Tour d’horizon hebdomadaire de la cybersécurité : traçage lié à l’Iran, CrashStealer et nouvelles recommandations en matière de CVD

Cette semaine, l’actualité de la cybersécurité a porté sur des enquêtes dans le secteur des télécommunications, des compromissions de chaînes d’approvisionnement, des rançongiciels, des malwares pour...

Cette semaine, l’actualité de la cybersécurité a porté sur des enquêtes dans le secteur des télécommunications, des compromissions de chaînes d’approvisionnement, des rançongiciels, des malwares pour macOS et les risques émergents liés à l’intelligence artificielle. Les incidents et informations divulguées ci-dessous n’ont pas tous fait l’objet d’articles distincts, mais ils illustrent l’ampleur du paysage actuel des menaces.

Compromissions et perturbations opérationnelles

Des enquêteurs néerlandais chercheraient à déterminer si des cybercriminels locaux ont contribué à mener ou à faciliter l’intrusion récente contre l’opérateur télécom Odido. Par ailleurs, la compromission d’un prestataire technologique externe a exposé des informations concernant des clients de Lidl en Belgique et aux Pays-Bas. Le distributeur a informé les personnes concernées tout en évaluant l’ampleur de l’incident.

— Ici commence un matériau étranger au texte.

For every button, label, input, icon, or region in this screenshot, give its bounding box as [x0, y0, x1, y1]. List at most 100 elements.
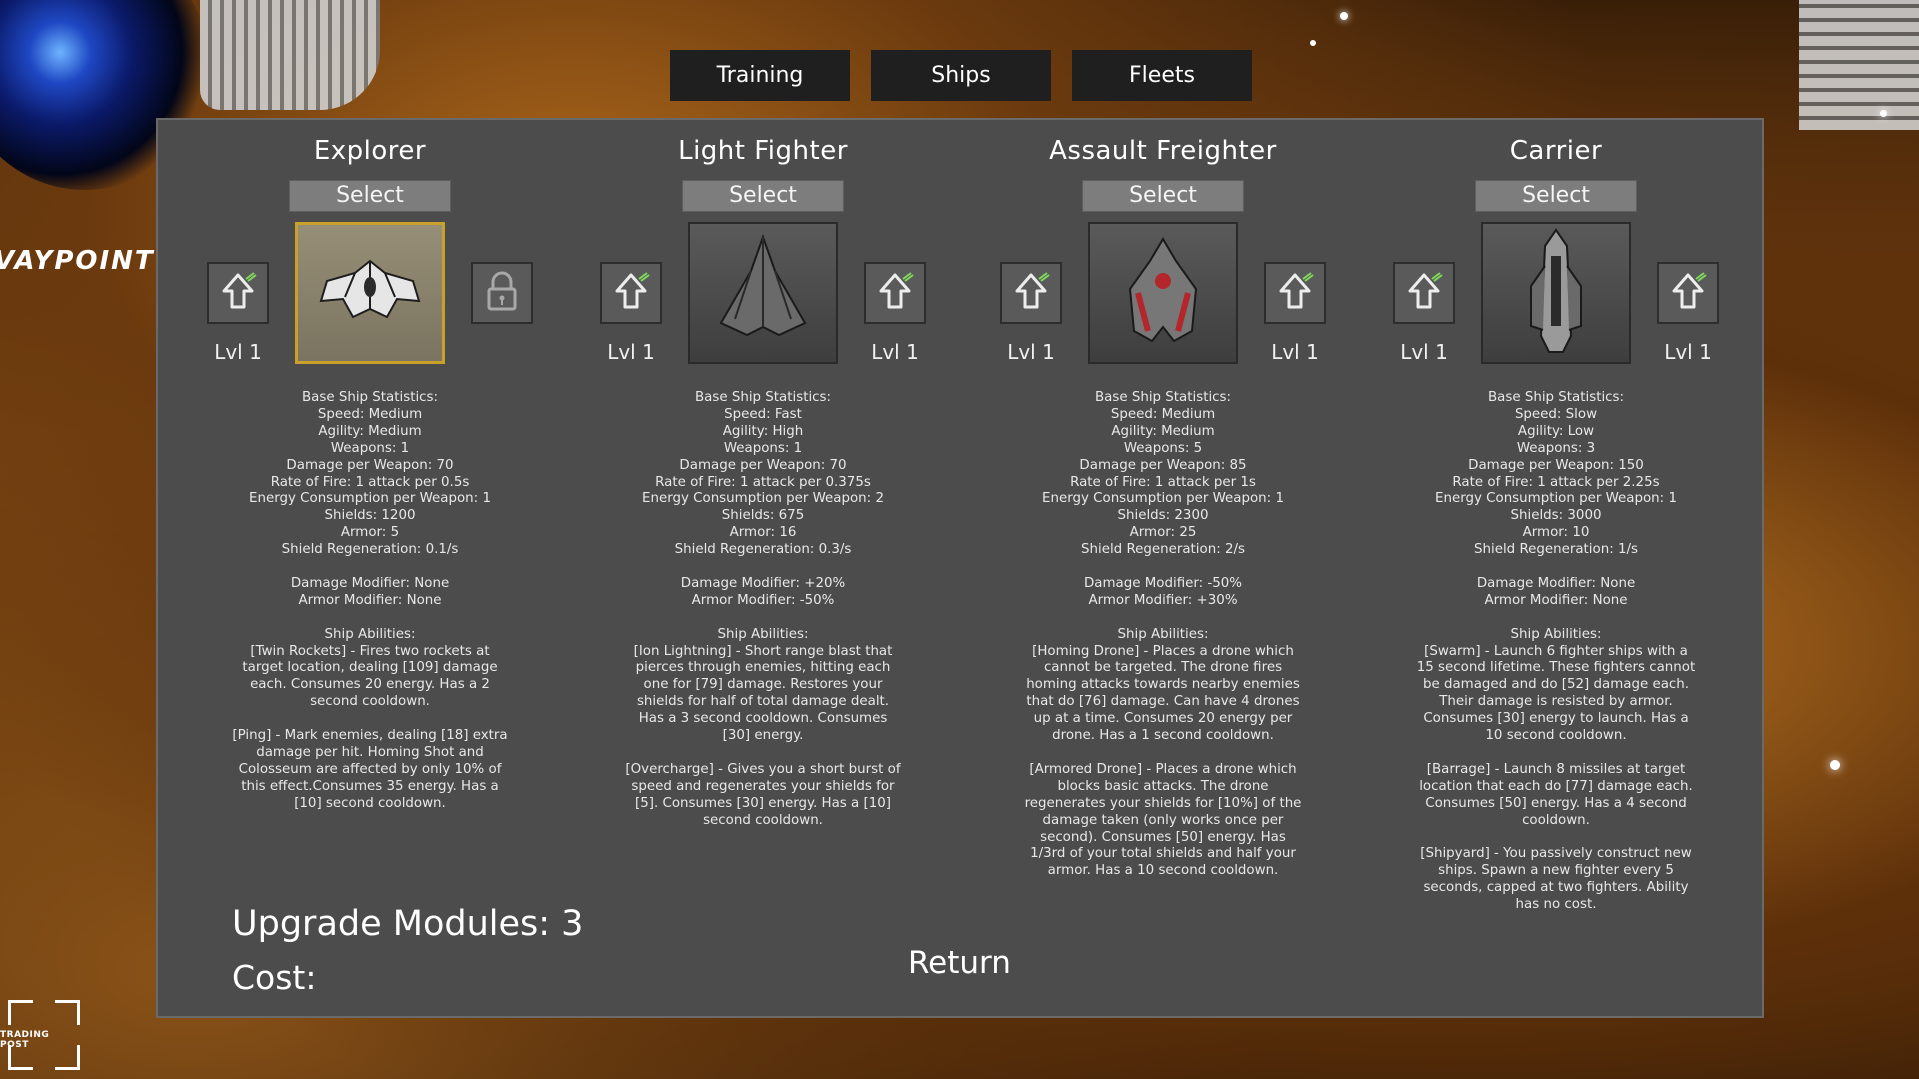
stat-line: Armor: 16	[729, 525, 797, 541]
trading-post-marker: TRADING POST	[0, 1000, 80, 1070]
stat-line: 15 second lifetime. These fighters canno…	[1416, 660, 1696, 676]
stat-line: damage taken (only works once per	[1042, 812, 1284, 828]
menu-tabs: Training Ships Fleets	[670, 50, 1252, 101]
stat-line: 10 second cooldown.	[1485, 728, 1627, 744]
stat-line: [Swarm] - Launch 6 fighter ships with a	[1424, 643, 1688, 659]
stat-line: Armor Modifier: None	[298, 592, 442, 608]
ship-name: Assault Freighter	[1049, 136, 1277, 166]
select-button[interactable]: Select	[682, 180, 844, 212]
stat-line: that do [76] damage. Can have 4 drones	[1026, 694, 1300, 710]
ship-portrait[interactable]	[688, 222, 838, 364]
stat-line: [10] second cooldown.	[294, 795, 446, 811]
ship-selection-panel: Explorer Select Lvl 1 Base Ship Statisti…	[156, 118, 1764, 1018]
left-upgrade-level: Lvl 1	[607, 340, 655, 364]
stat-line: this effect.Consumes 35 energy. Has a	[241, 778, 499, 794]
return-button[interactable]: Return	[908, 945, 1011, 981]
stat-line: Agility: Low	[1517, 423, 1595, 439]
stat-line: armor. Has a 10 second cooldown.	[1047, 863, 1279, 879]
stat-line: Base Ship Statistics:	[1487, 390, 1625, 405]
ship-card-carrier: Carrier Select Lvl 1 Lvl 1 Base Ship Sta…	[1356, 120, 1756, 914]
upgrade-modules-count: Upgrade Modules: 3	[232, 904, 584, 944]
stat-line: second cooldown.	[703, 812, 823, 828]
stat-line: Consumes [50] energy. Has a 4 second	[1425, 795, 1687, 811]
stat-line: Damage Modifier: None	[1476, 575, 1636, 591]
light-fighter-ship-icon	[713, 231, 813, 355]
tab-ships[interactable]: Ships	[871, 50, 1051, 101]
upgrade-right-button[interactable]	[864, 262, 926, 324]
stat-line: Agility: High	[722, 423, 804, 439]
select-button[interactable]: Select	[1082, 180, 1244, 212]
stat-line: Ship Abilities:	[324, 626, 416, 642]
stat-line: Weapons: 1	[330, 440, 410, 456]
stat-line: seconds, capped at two fighters. Ability	[1423, 880, 1689, 896]
upgrade-left-button[interactable]	[207, 262, 269, 324]
ship-image-row: Lvl 1 Lvl 1	[563, 222, 963, 366]
upgrade-arrow-icon	[1666, 269, 1710, 317]
stat-line: Agility: Medium	[1111, 423, 1215, 439]
stat-line: Shield Regeneration: 0.1/s	[281, 542, 459, 558]
stat-line: Damage Modifier: None	[290, 575, 450, 591]
stat-line: Weapons: 3	[1516, 440, 1596, 456]
stat-line: Energy Consumption per Weapon: 1	[1435, 491, 1677, 507]
stat-line: each. Consumes 20 energy. Has a 2	[250, 677, 490, 693]
stat-line: Damage per Weapon: 70	[286, 457, 454, 473]
left-upgrade-level: Lvl 1	[1400, 340, 1448, 364]
stat-line: damage per hit. Homing Shot and	[256, 744, 484, 760]
stat-line: homing attacks towards nearby enemies	[1026, 677, 1300, 693]
ship-card-light-fighter: Light Fighter Select Lvl 1 Lvl 1 Base Sh…	[563, 120, 963, 830]
upgrade-left-button[interactable]	[600, 262, 662, 324]
stat-line: Damage Modifier: +20%	[680, 575, 846, 591]
stat-line: up at a time. Consumes 20 energy per	[1033, 711, 1293, 727]
lock-icon	[482, 269, 522, 317]
stat-line: drone. Has a 1 second cooldown.	[1052, 728, 1274, 744]
stat-line: [Ion Lightning] - Short range blast that	[633, 643, 893, 659]
stat-line: Consumes [30] energy to launch. Has a	[1423, 711, 1689, 727]
upgrade-arrow-icon	[873, 269, 917, 317]
tab-training[interactable]: Training	[670, 50, 850, 101]
stats-gap	[611, 559, 915, 576]
stat-line: Rate of Fire: 1 attack per 0.5s	[270, 474, 470, 490]
stat-line: Weapons: 5	[1123, 440, 1203, 456]
stat-line: be damaged and do [52] damage each.	[1422, 677, 1690, 693]
stat-line: cooldown.	[1522, 812, 1590, 828]
stat-line: Rate of Fire: 1 attack per 1s	[1070, 474, 1256, 490]
stats-gap	[218, 711, 522, 728]
stat-line: Has a 3 second cooldown. Consumes	[638, 711, 888, 727]
select-button[interactable]: Select	[289, 180, 451, 212]
stat-line: Shields: 675	[721, 508, 805, 524]
stat-line: Damage per Weapon: 150	[1468, 457, 1644, 473]
upgrade-right-button[interactable]	[1657, 262, 1719, 324]
stat-line: [Homing Drone] - Places a drone which	[1032, 643, 1294, 659]
ship-image-row: Lvl 1 Lvl 1	[1356, 222, 1756, 366]
stat-line: speed and regenerates your shields for	[631, 778, 895, 794]
stats-gap	[1011, 559, 1315, 576]
ship-portrait[interactable]	[1088, 222, 1238, 364]
stats-gap	[611, 610, 915, 627]
stat-line: Damage per Weapon: 70	[679, 457, 847, 473]
assault-freighter-ship-icon	[1118, 231, 1208, 355]
upgrade-left-button[interactable]	[1393, 262, 1455, 324]
stats-gap	[218, 610, 522, 627]
stat-line: [Shipyard] - You passively construct new	[1420, 846, 1692, 862]
stat-line: Base Ship Statistics:	[694, 390, 832, 405]
right-upgrade-level: Lvl 1	[1271, 340, 1319, 364]
ship-portrait[interactable]	[1481, 222, 1631, 364]
stat-line: Speed: Fast	[724, 406, 802, 422]
stats-gap	[1011, 610, 1315, 627]
stat-line: blocks basic attacks. The drone	[1057, 778, 1269, 794]
stat-line: Shields: 3000	[1510, 508, 1602, 524]
stat-line: [5]. Consumes [30] energy. Has a [10]	[635, 795, 891, 811]
upgrade-arrow-icon	[1009, 269, 1053, 317]
stat-line: Ship Abilities:	[1117, 626, 1209, 642]
select-button[interactable]: Select	[1475, 180, 1637, 212]
tab-fleets[interactable]: Fleets	[1072, 50, 1252, 101]
stat-line: Base Ship Statistics:	[301, 390, 439, 405]
ship-card-explorer: Explorer Select Lvl 1 Base Ship Statisti…	[170, 120, 570, 813]
ship-portrait[interactable]	[295, 222, 445, 364]
stat-line: [Ping] - Mark enemies, dealing [18] extr…	[232, 728, 508, 744]
upgrade-arrow-icon	[609, 269, 653, 317]
upgrade-left-button[interactable]	[1000, 262, 1062, 324]
stat-line: [Twin Rockets] - Fires two rockets at	[250, 643, 490, 659]
upgrade-arrow-icon	[1402, 269, 1446, 317]
upgrade-right-button[interactable]	[1264, 262, 1326, 324]
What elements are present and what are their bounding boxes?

L’entreprise textile allemande ZEGO Textilveredelungszentrum a déposé le bilan après qu’une cyberattaque a interrompu sa production pendant environ six semaines. Cette interruption prolongée aurait entraîné des pertes financières que l’entreprise n’a pas pu absorber. Au Japon, l’opérateur de taxis Nihon Kotsu a mis hors ligne ses systèmes de réservation et de répartition après avoir détecté une attaque ; des analystes ont lié l’incident à l’opération de rançongiciel AiLock, bien que son attribution ne soit pas confirmée.

Le groupe de rançongiciels Spirals a également été observé ciblant un fournisseur asiatique de services informatiques, en combinant chiffrement et vol de données. Parallèlement, le groupe criminel connu sous le nom de The Gentlemen a affirmé avoir dérobé plus d’un téraoctet de données à Thyssenkrupp Marine Systems et à sa filiale Atlas Elektronik. TKMS a reconnu une compromission au sein d’une unité nord-américaine isolée, mais a indiqué que celle-ci était séparée des systèmes centraux de l’entreprise et ne contenait aucune information militaire classifiée.

Malware, traçage et sécurité de l’IA

Des chercheurs ont identifié CrashStealer, un voleur d’informations en C++ pour macOS qui imite un outil légitime de signalement des plantages et peut collecter des identifiants, des informations système ainsi que d’autres données sensibles. L’utilisation d’invites familières, similaires à celles du système, vise à donner au malware une apparence digne de confiance.

Selon un article du Financial Times, des acteurs associés à l’Iran ont utilisé des données publicitaires et des infrastructures internationales d’itinérance cellulaire pour identifier et suivre des militaires américains. Les métadonnées commerciales de localisation et les identifiants des appareils peuvent créer des possibilités de surveillance même lorsque les utilisateurs ne sont pas directement ciblés par un malware.

Des chercheurs ont également démontré qu’un agent d’IA OpenClaw vulnérable, connecté à WhatsApp, pouvait être amené à exécuter des commandes arbitraires sur son hôte au moyen d’un message spécialement conçu. Cette découverte met en évidence les risques liés à l’octroi aux agents d’IA d’un accès aux plateformes de messagerie et aux fonctions du système local.

Recommandations pour le signalement des vulnérabilités

La CISA et ses partenaires internationaux ont publié un guide pour les programmes de divulgation coordonnée des vulnérabilités. Ces recommandations portent sur les processus de réception et de triage, la communication avec les chercheurs ainsi que les protections juridiques, notamment les clauses de sphère de sécurité pour les tests de sécurité menés de bonne foi.